Les moins de 35 ans sont le splus heureux dans leur job.

Les moins de 35 ans sont le splus heureux dans leur job. - StarupStockPhotos- CC

Seulement 8% des 18-34 ans se déclarent malheureux dans leur travail, selon une étude Robert Half. Il sont deux fois plus nombreux parmi les 35-49 ans. En cause: des responsabilités qui pèsent sur le moral ou, à l'inverse, le sentiment d'avoir raté sa carrière.

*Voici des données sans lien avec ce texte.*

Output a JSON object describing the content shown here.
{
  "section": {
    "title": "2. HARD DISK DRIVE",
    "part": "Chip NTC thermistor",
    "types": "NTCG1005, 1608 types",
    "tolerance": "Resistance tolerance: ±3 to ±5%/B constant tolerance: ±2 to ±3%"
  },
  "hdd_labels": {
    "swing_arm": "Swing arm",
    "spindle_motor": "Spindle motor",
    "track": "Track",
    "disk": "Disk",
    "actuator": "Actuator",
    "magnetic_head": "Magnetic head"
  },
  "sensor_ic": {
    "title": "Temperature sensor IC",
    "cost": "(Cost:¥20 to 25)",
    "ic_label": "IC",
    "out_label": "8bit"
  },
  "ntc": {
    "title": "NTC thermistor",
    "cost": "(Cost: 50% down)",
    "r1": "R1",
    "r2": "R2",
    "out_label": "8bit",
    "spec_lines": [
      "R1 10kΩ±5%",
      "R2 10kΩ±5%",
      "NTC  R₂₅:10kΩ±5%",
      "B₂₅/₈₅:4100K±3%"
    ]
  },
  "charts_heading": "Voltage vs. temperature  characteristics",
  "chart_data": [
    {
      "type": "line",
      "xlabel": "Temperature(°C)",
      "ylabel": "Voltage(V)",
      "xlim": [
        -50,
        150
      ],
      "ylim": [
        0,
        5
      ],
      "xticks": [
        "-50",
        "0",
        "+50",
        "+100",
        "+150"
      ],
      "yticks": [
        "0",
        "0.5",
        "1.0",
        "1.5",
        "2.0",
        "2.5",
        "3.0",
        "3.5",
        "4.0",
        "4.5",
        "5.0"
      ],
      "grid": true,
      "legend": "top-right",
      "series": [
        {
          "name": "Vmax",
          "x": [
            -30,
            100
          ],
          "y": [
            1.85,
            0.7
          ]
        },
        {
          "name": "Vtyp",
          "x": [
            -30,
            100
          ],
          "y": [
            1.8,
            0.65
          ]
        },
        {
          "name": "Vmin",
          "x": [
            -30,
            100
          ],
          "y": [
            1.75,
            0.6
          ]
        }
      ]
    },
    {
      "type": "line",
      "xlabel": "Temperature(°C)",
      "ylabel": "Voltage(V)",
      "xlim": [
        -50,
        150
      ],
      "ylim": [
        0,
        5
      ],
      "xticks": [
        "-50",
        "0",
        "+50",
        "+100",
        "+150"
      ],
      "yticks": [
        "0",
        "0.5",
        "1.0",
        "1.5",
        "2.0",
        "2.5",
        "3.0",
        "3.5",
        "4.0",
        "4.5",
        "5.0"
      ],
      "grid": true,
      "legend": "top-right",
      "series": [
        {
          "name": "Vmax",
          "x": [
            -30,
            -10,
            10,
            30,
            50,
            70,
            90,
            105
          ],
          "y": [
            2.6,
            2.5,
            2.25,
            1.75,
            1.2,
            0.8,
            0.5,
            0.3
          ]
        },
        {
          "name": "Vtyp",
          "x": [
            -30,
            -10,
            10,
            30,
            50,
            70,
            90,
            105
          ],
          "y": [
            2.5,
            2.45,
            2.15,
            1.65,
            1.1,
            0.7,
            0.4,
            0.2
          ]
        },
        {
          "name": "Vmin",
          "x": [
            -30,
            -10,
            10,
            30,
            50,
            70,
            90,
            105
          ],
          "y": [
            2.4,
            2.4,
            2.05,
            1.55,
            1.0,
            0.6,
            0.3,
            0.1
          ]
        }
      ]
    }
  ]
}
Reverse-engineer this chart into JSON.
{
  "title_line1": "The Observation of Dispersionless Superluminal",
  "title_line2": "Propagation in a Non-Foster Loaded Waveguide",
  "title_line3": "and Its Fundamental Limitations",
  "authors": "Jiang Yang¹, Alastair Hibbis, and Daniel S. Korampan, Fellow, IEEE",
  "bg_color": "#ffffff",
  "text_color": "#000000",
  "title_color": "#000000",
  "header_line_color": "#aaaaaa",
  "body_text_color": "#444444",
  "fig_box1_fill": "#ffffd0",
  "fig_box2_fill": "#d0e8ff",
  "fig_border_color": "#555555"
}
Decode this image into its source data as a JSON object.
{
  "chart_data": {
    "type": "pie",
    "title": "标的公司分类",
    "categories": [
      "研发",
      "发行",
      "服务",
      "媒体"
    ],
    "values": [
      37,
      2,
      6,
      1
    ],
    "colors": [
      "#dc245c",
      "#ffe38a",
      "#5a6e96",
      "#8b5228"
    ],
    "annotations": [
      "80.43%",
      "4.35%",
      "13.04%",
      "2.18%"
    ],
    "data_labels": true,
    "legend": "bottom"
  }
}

De tous les salariés, quels sont ceux qui, le matin, arrivent avec le plus d'entrain au boulot, heureux de s'atteler à une journée où ils vont avoir la satisfaction de se réaliser? Les Millennials, selon une étude réalisée par Robert Half auprès de 24.00 travailleurs. Les 18-34 sont ceux qui affichent le taux de satisfaction le plus élevé: seulement 8% se disent malheureux dans leur travail. En revanche, le nombre des insatisfaits grimpe avec le temps: parmi les 35-49 ans, 16% se disent malheureux dans leur travail. Et ils sont plus de un sur six chez les plus de 55 ans.

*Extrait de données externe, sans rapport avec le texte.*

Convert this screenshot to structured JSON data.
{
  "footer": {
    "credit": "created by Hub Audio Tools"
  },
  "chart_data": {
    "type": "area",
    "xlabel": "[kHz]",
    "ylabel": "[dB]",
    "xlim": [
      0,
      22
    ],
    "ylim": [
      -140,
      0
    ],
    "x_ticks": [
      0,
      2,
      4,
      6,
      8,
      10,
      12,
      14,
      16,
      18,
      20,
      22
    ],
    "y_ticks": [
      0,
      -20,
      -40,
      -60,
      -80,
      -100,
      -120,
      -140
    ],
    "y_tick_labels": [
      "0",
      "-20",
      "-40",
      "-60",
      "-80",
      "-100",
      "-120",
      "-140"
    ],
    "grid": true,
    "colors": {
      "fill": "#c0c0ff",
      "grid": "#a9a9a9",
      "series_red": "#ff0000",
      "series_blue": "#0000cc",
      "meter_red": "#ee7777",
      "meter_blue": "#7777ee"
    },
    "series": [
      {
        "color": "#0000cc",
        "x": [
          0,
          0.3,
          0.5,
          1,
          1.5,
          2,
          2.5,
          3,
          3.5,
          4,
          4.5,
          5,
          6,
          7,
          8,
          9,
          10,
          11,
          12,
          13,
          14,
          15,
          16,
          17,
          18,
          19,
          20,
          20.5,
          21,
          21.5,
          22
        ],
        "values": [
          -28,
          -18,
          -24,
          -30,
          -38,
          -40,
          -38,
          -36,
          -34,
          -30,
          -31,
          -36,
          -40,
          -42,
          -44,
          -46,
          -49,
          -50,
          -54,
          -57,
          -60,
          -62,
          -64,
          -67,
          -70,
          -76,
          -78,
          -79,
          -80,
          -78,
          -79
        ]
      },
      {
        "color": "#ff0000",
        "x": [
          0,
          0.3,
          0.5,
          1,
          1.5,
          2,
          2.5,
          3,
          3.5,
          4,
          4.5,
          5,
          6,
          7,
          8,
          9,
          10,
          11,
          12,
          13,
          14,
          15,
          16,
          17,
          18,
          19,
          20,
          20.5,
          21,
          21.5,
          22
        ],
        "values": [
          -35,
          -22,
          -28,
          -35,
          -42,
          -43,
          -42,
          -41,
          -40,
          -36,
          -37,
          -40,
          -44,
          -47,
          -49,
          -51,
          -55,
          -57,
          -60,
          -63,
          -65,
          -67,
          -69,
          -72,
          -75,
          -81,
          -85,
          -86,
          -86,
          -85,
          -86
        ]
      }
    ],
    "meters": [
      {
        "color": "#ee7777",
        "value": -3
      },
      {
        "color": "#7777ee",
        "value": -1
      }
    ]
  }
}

Comment expliquer cette montée en puissance du spleen des salariés au fur et à mesure qu'ils avancent en âge? Apparemment, ceux qui débutent leur carrière ont des attentes moins élevées. Ils sont heureux de s'investir et se sentent valorisés du fait d'appartenir à une équipe. Mais au fil des ans, leur vision du monde de l'entreprise et leurs attentes évoluent.

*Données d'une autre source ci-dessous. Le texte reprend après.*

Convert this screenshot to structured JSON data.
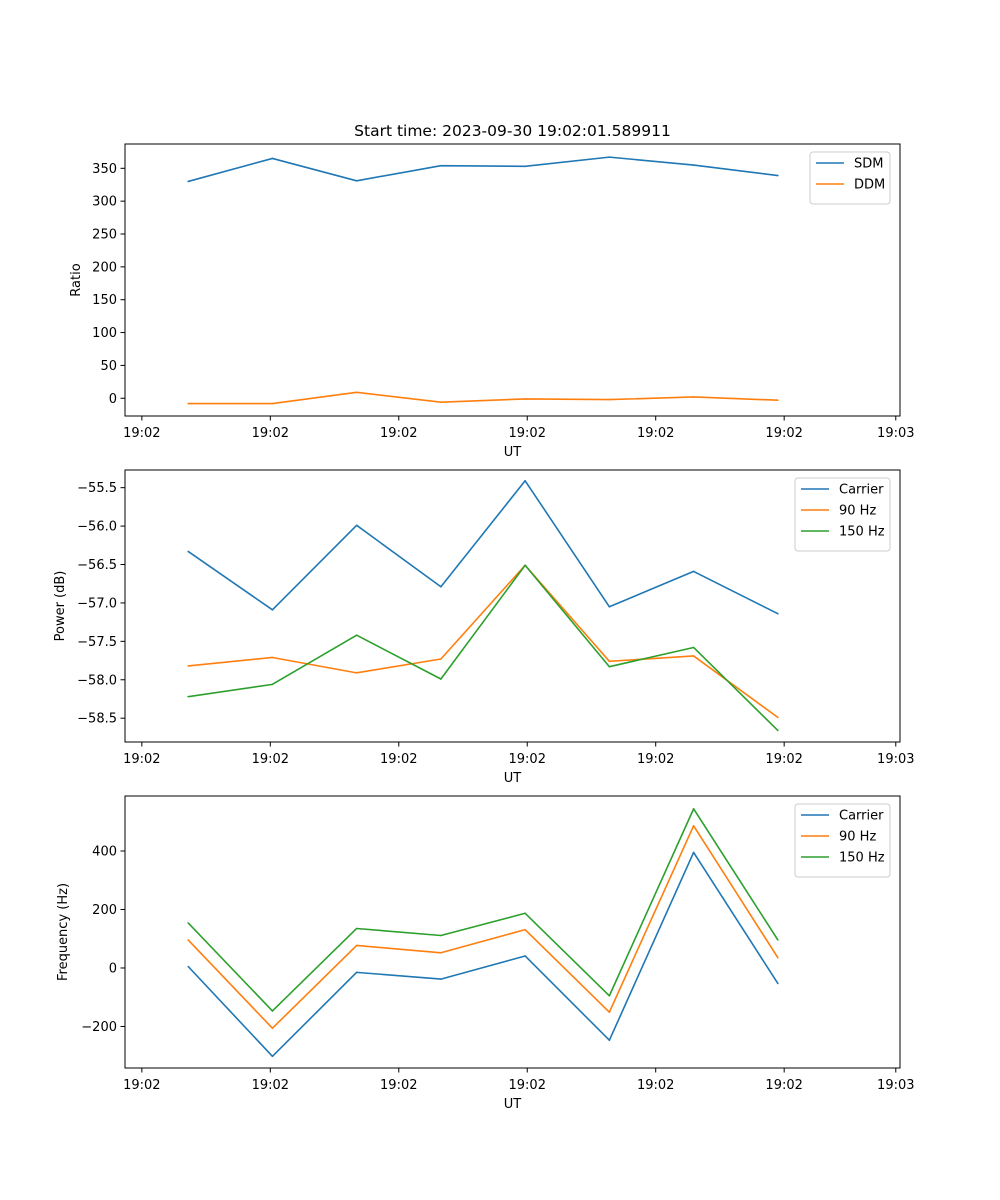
{
  "chart_data": [
    {
      "type": "line",
      "title": "Start time: 2023-09-30 19:02:01.589911",
      "xlabel": "UT",
      "ylabel": "Ratio",
      "x": [
        1,
        2,
        3,
        4,
        5,
        6,
        7,
        8
      ],
      "xlim": [
        0.25,
        9.45
      ],
      "xticks": [
        0.45,
        1.975,
        3.5,
        5.025,
        6.55,
        8.075,
        9.4
      ],
      "xtick_labels": [
        "19:02",
        "19:02",
        "19:02",
        "19:02",
        "19:02",
        "19:02",
        "19:03"
      ],
      "ylim": [
        -27,
        387
      ],
      "yticks": [
        0,
        50,
        100,
        150,
        200,
        250,
        300,
        350
      ],
      "ytick_labels": [
        "0",
        "50",
        "100",
        "150",
        "200",
        "250",
        "300",
        "350"
      ],
      "legend": "top-right",
      "series": [
        {
          "name": "SDM",
          "color": "#1f77b4",
          "values": [
            330,
            365,
            331,
            354,
            353,
            367,
            355,
            339
          ]
        },
        {
          "name": "DDM",
          "color": "#ff7f0e",
          "values": [
            -8,
            -8,
            9,
            -6,
            -1,
            -2,
            2,
            -3
          ]
        }
      ]
    },
    {
      "type": "line",
      "title": "",
      "xlabel": "UT",
      "ylabel": "Power (dB)",
      "x": [
        1,
        2,
        3,
        4,
        5,
        6,
        7,
        8
      ],
      "xlim": [
        0.25,
        9.45
      ],
      "xticks": [
        0.45,
        1.975,
        3.5,
        5.025,
        6.55,
        8.075,
        9.4
      ],
      "xtick_labels": [
        "19:02",
        "19:02",
        "19:02",
        "19:02",
        "19:02",
        "19:02",
        "19:03"
      ],
      "ylim": [
        -58.81,
        -55.27
      ],
      "yticks": [
        -58.5,
        -58.0,
        -57.5,
        -57.0,
        -56.5,
        -56.0,
        -55.5
      ],
      "ytick_labels": [
        "−58.5",
        "−58.0",
        "−57.5",
        "−57.0",
        "−56.5",
        "−56.0",
        "−55.5"
      ],
      "legend": "top-right",
      "series": [
        {
          "name": "Carrier",
          "color": "#1f77b4",
          "values": [
            -56.33,
            -57.09,
            -55.99,
            -56.79,
            -55.41,
            -57.05,
            -56.59,
            -57.14
          ]
        },
        {
          "name": "90 Hz",
          "color": "#ff7f0e",
          "values": [
            -57.82,
            -57.71,
            -57.91,
            -57.73,
            -56.51,
            -57.76,
            -57.69,
            -58.49
          ]
        },
        {
          "name": "150 Hz",
          "color": "#2ca02c",
          "values": [
            -58.22,
            -58.06,
            -57.42,
            -57.99,
            -56.51,
            -57.83,
            -57.58,
            -58.66
          ]
        }
      ]
    },
    {
      "type": "line",
      "title": "",
      "xlabel": "UT",
      "ylabel": "Frequency (Hz)",
      "x": [
        1,
        2,
        3,
        4,
        5,
        6,
        7,
        8
      ],
      "xlim": [
        0.25,
        9.45
      ],
      "xticks": [
        0.45,
        1.975,
        3.5,
        5.025,
        6.55,
        8.075,
        9.4
      ],
      "xtick_labels": [
        "19:02",
        "19:02",
        "19:02",
        "19:02",
        "19:02",
        "19:02",
        "19:03"
      ],
      "ylim": [
        -342,
        588
      ],
      "yticks": [
        -200,
        0,
        200,
        400
      ],
      "ytick_labels": [
        "−200",
        "0",
        "200",
        "400"
      ],
      "legend": "top-right",
      "series": [
        {
          "name": "Carrier",
          "color": "#1f77b4",
          "values": [
            5,
            -302,
            -15,
            -38,
            41,
            -247,
            395,
            -53
          ]
        },
        {
          "name": "90 Hz",
          "color": "#ff7f0e",
          "values": [
            96,
            -206,
            77,
            52,
            131,
            -151,
            486,
            35
          ]
        },
        {
          "name": "150 Hz",
          "color": "#2ca02c",
          "values": [
            154,
            -147,
            135,
            111,
            187,
            -95,
            544,
            96
          ]
        }
      ]
    }
  ]
}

Des compétences qui méritent d'être valorisées

Les salariés se rendent comptent qu'ils n'ont pas forcément obtenu le retour qu'ils attendaient de leur investissement. Parmi les 35-49 ans, nombreux sont ceux qui sont déçus de ne pas avoir vu leur carrière progresser comme ils l'auraient souhaité. Ou à l'inverse, ils ont des postes à responsabilités, ce qui engendre un niveau de stress élevé pesant sur leur bien-être au travail. Les plus de 35 ans sont aussi inquiets de voir arriver dans l'entreprise des collègues plus jeunes, qui risquent d'empiéter sur leurs domaines de compétences, voire prendre du galon plus vite qu'eux.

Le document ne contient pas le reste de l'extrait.